IN THE BOOK: MODERN WEST
Just in time for holiday gift giving, writer Chase Reynolds Ewald and photographer Audrey Hall, the dynamic duo behind a growing list of beautiful books rooted in the West, have published their fourth coffee table offering. In Modern West (Gibbs Smith), they showcase 15 homes that evoke the recent evolution in Western design. Noting in the book’s introduction the “continuous pendulum swing between traditional rustic and modern rustic design,” as Western homes trend contemporary while continuing to respond thoughtfully to regional history and landscape, Ewald and Hall conclude, “The best work achieves a careful balance – between ruggedness and refinement, scale and subtlety, tradition and innovation.”
Here at JLF Architects we congratulate these talented women on another significant accomplishment and are honored that two of the book’s 15 featured homes are JLF and Big-D Signature design-build projects – including a radical remodel of a Park City house that appears as Modern West’s opening chapter, “Shoulder Season.”

“The house was enormous, and heavy, a panoply of massive logs resting atop oversized stone piers,” Ewald writes of the original condition of the Park City project we call Wasatch Range Revival. “Today the home has been transformed: the exterior simplified with wood lap siding and standing-seam metal roofs, rounded river rocks replaced with clean-edge Montana moss rock, the interior opened up with vaulted steel trusses, steel columns, and steel-and-glass window walls. Even more impactful,” the chapter continues, “was the reorientation of the layout. Now, dual axes create a central sight line to the Wasatch Mountains, establishing a strong sense of place from the moment of entry.”

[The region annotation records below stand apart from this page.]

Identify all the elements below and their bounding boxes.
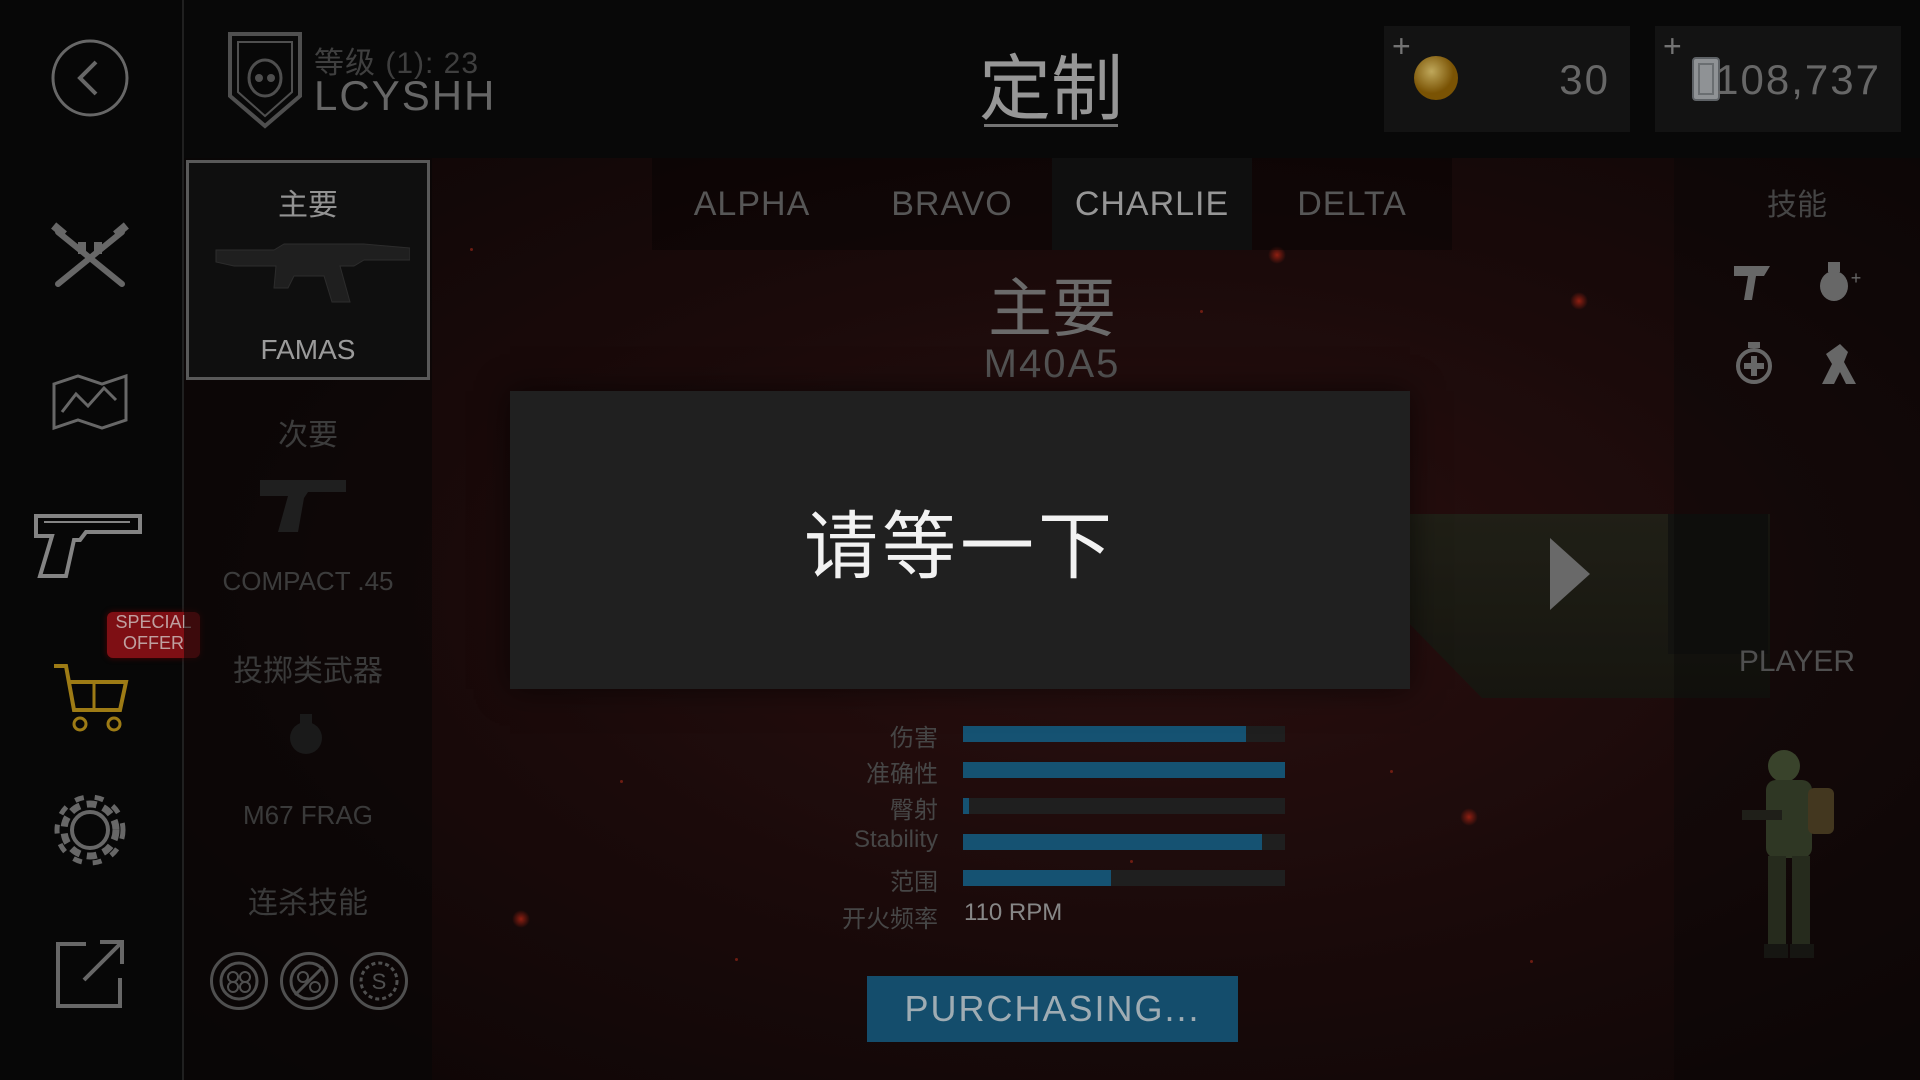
shopping-cart-icon — [54, 664, 129, 732]
extra-grenade-skill-icon[interactable]: + — [1814, 256, 1864, 306]
compact-pistol-icon — [260, 480, 346, 532]
skull-shield-icon — [228, 32, 302, 129]
secondary-slot-label[interactable]: 次要 — [184, 410, 432, 454]
cash-amount: 108,737 — [1715, 56, 1881, 103]
loading-modal: 请等一下 — [510, 391, 1410, 689]
page-title: 定制 — [978, 50, 1123, 130]
ember-glow — [1570, 292, 1588, 310]
stat-range-label: 范围 — [890, 869, 938, 896]
soldier-avatar[interactable] — [1738, 740, 1848, 972]
store-nav-button[interactable] — [40, 648, 140, 748]
throwable-slot-label[interactable]: 投掷类武器 — [184, 646, 432, 690]
ember-glow — [512, 910, 530, 928]
stat-stability-bar — [963, 834, 1285, 850]
external-link-button[interactable] — [40, 924, 140, 1024]
killstreak-counter-uav-icon[interactable] — [280, 952, 338, 1010]
map-icon — [52, 373, 128, 431]
stat-hipfire-fill — [963, 798, 970, 814]
external-link-icon — [56, 940, 124, 1008]
tab-charlie[interactable]: CHARLIE — [1052, 158, 1252, 250]
title-underline — [984, 124, 1118, 127]
killstreak-slot-label[interactable]: 连杀技能 — [184, 878, 432, 922]
back-button[interactable] — [40, 28, 140, 128]
rank-emblem[interactable] — [226, 30, 304, 135]
stat-stability-fill — [963, 834, 1263, 850]
tab-bravo[interactable]: BRAVO — [852, 158, 1052, 250]
ember — [735, 958, 738, 961]
stat-accuracy-fill — [963, 762, 1285, 778]
stat-damage-fill — [963, 726, 1247, 742]
crossed-rifles-icon — [51, 222, 129, 287]
selected-weapon-name: M40A5 — [983, 342, 1121, 386]
svg-text:+: + — [1851, 268, 1862, 288]
purchase-button[interactable]: PURCHASING... — [867, 976, 1238, 1042]
secondary-weapon-name: COMPACT .45 — [222, 566, 394, 596]
player-name: LCYSHH — [314, 72, 497, 119]
gold-currency-box[interactable]: + 30 — [1384, 26, 1630, 132]
add-cash-icon[interactable]: + — [1663, 28, 1682, 65]
back-arrow-icon — [51, 39, 129, 117]
killstreak-uav-icon[interactable] — [210, 952, 268, 1010]
multiplayer-nav-button[interactable] — [40, 208, 140, 308]
killstreak-airstrike-icon[interactable]: S — [350, 952, 408, 1010]
stat-damage-bar — [963, 726, 1285, 742]
stat-hipfire-label: 臀射 — [890, 797, 938, 824]
stat-rate-of-fire-label: 开火频率 — [842, 906, 938, 933]
frag-grenade-icon — [290, 714, 322, 754]
tab-delta[interactable]: DELTA — [1252, 158, 1452, 250]
loadout-nav-button[interactable] — [28, 494, 148, 594]
throwable-weapon-name: M67 FRAG — [242, 800, 374, 830]
cash-currency-box[interactable]: + 108,737 — [1655, 26, 1901, 132]
stat-accuracy-bar — [963, 762, 1285, 778]
ember — [620, 780, 623, 783]
gold-amount: 30 — [1559, 56, 1610, 103]
class-tabs: ALPHA BRAVO CHARLIE DELTA — [652, 158, 1452, 250]
ember — [1130, 860, 1133, 863]
stat-rate-of-fire-value: 110 RPM — [964, 899, 1063, 926]
ember — [1530, 960, 1533, 963]
settings-button[interactable] — [40, 780, 140, 880]
stat-accuracy-label: 准确性 — [866, 761, 938, 788]
campaign-nav-button[interactable] — [40, 352, 140, 452]
sprint-skill-icon[interactable] — [1730, 256, 1778, 304]
tab-alpha[interactable]: ALPHA — [652, 158, 852, 250]
famas-rifle-icon — [215, 243, 410, 303]
add-gold-icon[interactable]: + — [1392, 28, 1411, 65]
gear-icon — [54, 794, 126, 866]
health-skill-icon[interactable] — [1734, 340, 1774, 386]
player-label: PLAYER — [1738, 645, 1856, 678]
primary-slot-label: 主要 — [278, 189, 338, 222]
ember — [470, 248, 473, 251]
ember-glow — [1460, 808, 1478, 826]
stat-hipfire-bar — [963, 798, 1285, 814]
stealth-skill-icon[interactable] — [1814, 340, 1862, 388]
stat-range-fill — [963, 870, 1112, 886]
primary-weapon-name: FAMAS — [260, 334, 356, 365]
svg-text:S: S — [372, 969, 387, 994]
skills-title: 技能 — [1767, 189, 1827, 222]
ember — [1390, 770, 1393, 773]
section-title: 主要 — [988, 273, 1116, 345]
stat-stability-label: Stability — [853, 826, 938, 853]
next-weapon-arrow-icon[interactable] — [1548, 536, 1592, 612]
stat-damage-label: 伤害 — [890, 725, 938, 752]
loading-message: 请等一下 — [804, 503, 1116, 590]
gold-coin-icon — [1414, 56, 1458, 100]
pistol-icon — [34, 514, 142, 578]
stat-range-bar — [963, 870, 1285, 886]
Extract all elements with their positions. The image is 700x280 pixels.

As JLF principal Jake Scott tells Ewald, “The house had a lot of really heavy architecture: massive columns and a really big entry, and there wasn’t much openness to the outside. It needed to be lightened up.” Intended for the homeowners’ retirement, the scale also was all wrong. “With a big log stairway and thirty-inch columns, it had this massive mountain-home feel that didn’t fit their personalities,” he says. “The question became, how do we bring more timelessness of character, and how do we make it more comfortable for two people?” In one of many design decisions that enhance the connection to the outdoors, Scott switched the original order of kitchen and dining room, making the kitchen truly the heart of the home and adding contemporary window walls to both spaces to create a view all the way through to the outdoor fire pit area and mountains beyond.

JLF’s unparalleled design-build relationship with Big-D Signature is symbiotic and extends to professional partners such as Verdone Landscape Architects, who played an equally important role in fulfilling the homeowners’ empty-nest dream for this project, creating outdoor spaces as thoughtfully rich and layered as the new indoor ones. At the request of the wife – a swimmer, as is their daughter – a swimming pool was added, with a twist. From the house, it’s sheltered from view by a stacked Alaskan yellow cedar retaining wall to prevent seeing an unsightly pool cover in winter months. Meanwhile, the wall, marked with spillways that splash into a pond-like channel below, offers delightful movement and sound to the outdoor dining and entertaining space off the kitchen.

As the homeowners tell Modern West, “When we moved here full time, we were empty nesters; ninety percent of the time it’s just two people and a dog. But we wanted a space where, when our kids come back, there would be room for everybody. The architects transformed the exterior, then put glass and steel through the center of house so you can see from front to back. They turned a house that was clunky, dark and overbearing into one that’s welcoming.”